Depends on: NousResearch/nous-account-service#293 (server-side RT issuance).
* fix(dashboard-auth): use Portal's x-nous-refresh-token header name
The refresh-token header must match Portal's REFRESH_TOKEN_HEADER exactly
("x-nous-refresh-token"); the initial cut used "X-Refresh-Token", which
Portal silently ignores (harmless since the RT is also in the body, which
is what the schema requires — but the header redaction was a no-op).

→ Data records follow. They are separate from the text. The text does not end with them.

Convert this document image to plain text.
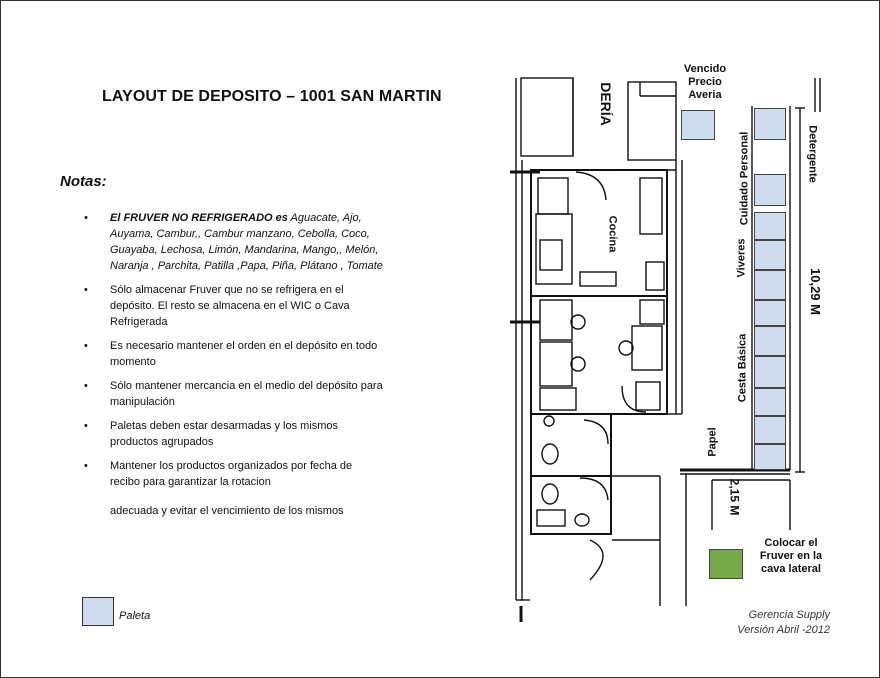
LAYOUT DE DEPOSITO – 1001 SAN MARTIN
Notas:
• El FRUVER NO REFRIGERADO es Aguacate, Ajo, Auyama, Cambur,, Cambur manzano, Cebolla, Coco, Guayaba, Lechosa, Limón, Mandarina, Mango,, Melón, Naranja , Parchita, Patilla ,Papa, Piña, Plátano , Tomate
• Sólo almacenar Fruver que no se refrigera en el depósito. El resto se almacena en el WIC o Cava Refrigerada
• Es necesario mantener el orden en el depósito en todo momento
• Sólo mantener mercancia en el medio del depósito para manipulación
• Paletas deben estar desarmadas y los mismos productos agrupados
• Mantener los productos organizados por fecha de recibo para garantizar la rotacion
adecuada y evitar el vencimiento de los mismos
Paleta	Gerencia Supply
Versión Abril -2012
Vencido Precio Averia
Detergente
Cuidado Personal
Viveres
Cesta Básica
Papel
10,29 M
2,15 M
DERÍA
Cocina
Colocar el Fruver en la cava lateral
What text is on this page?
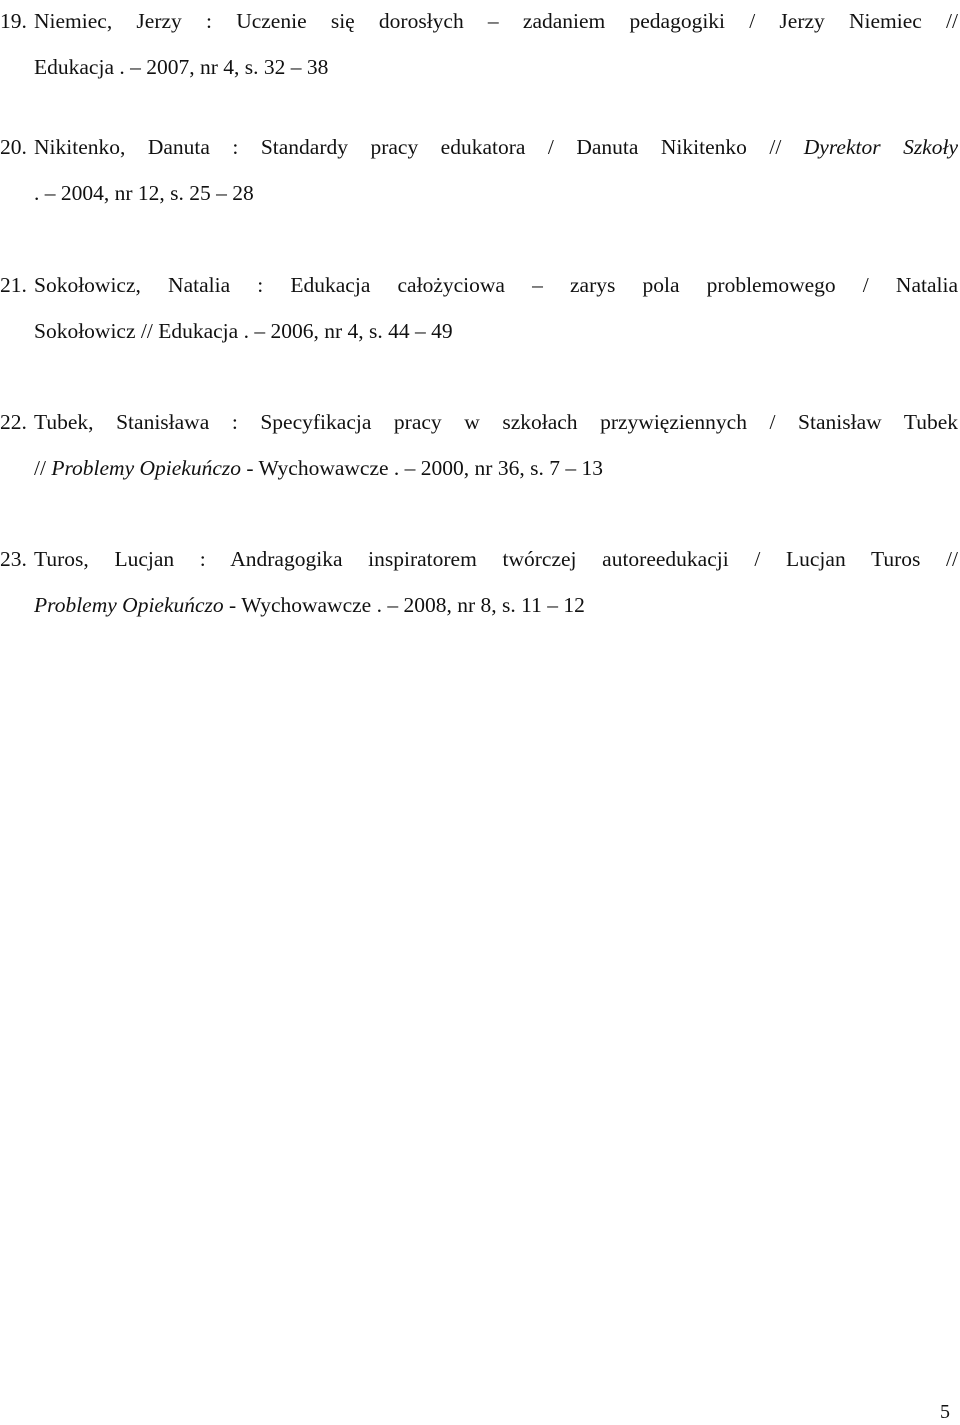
19. Niemiec, Jerzy : Uczenie się dorosłych – zadaniem pedagogiki / Jerzy Niemiec //
Edukacja . – 2007, nr 4, s. 32 – 38
20. Nikitenko, Danuta : Standardy pracy edukatora / Danuta Nikitenko // Dyrektor Szkoły
. – 2004, nr 12, s. 25 – 28
21. Sokołowicz, Natalia : Edukacja całożyciowa – zarys pola problemowego / Natalia
Sokołowicz // Edukacja . – 2006, nr 4, s. 44 – 49
22. Tubek, Stanisława : Specyfikacja pracy w szkołach przywięziennych / Stanisław Tubek
// Problemy Opiekuńczo - Wychowawcze . – 2000, nr 36, s. 7 – 13
23. Turos, Lucjan : Andragogika inspiratorem twórczej autoreedukacji / Lucjan Turos //
Problemy Opiekuńczo - Wychowawcze . – 2008, nr 8, s. 11 – 12
5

Confirmed against the NAS token route + re-validated live against the
#293 preview deploy.
* fix(dashboard-auth): refresh session when access-token cookie has been evicted
The gated middleware bounced users to /login the instant the access-token
cookie was absent, without ever consulting the refresh token:
at, _rt = read_session_cookies(request)
if not at:
return _unauth_response(...) # bailed here
This made transparent refresh effectively dead for the common case. The
access-token cookie is set with Max-Age = access_token_expires_in (~15 min),
so a real browser EVICTS hermes_session_at the moment the token lapses while
hermes_session_rt persists (30-day Max-Age). From that point the browser
sends only the refresh-token cookie — and the old guard rejected it before
_attempt_refresh could run. The _attempt_refresh path only fired for a
present-but-invalid access token, which never happens in a browser.
Fix: only hard-bounce when NEITHER cookie is present. A request carrying
just the refresh token now skips verification (no AT to verify) and flows
into the existing refresh path, which rotates both cookies and serves the
request transparently. A dead/expired RT still raises RefreshExpiredError
and falls through to clear-and-relogin.
This failure mode escaped the original tests + manual refresh button because
both kept the access-token cookie present; only a real browser evicting the
cookie at Max-Age exposes it. Added 3 regression tests covering: AT-evicted +
RT-present (transparent refresh), no-cookies (still bounces), and RT-only with
a dead RT (clean 401, no 500).
When an unauthenticated SPA fetch hit a gated /api/* endpoint (e.g.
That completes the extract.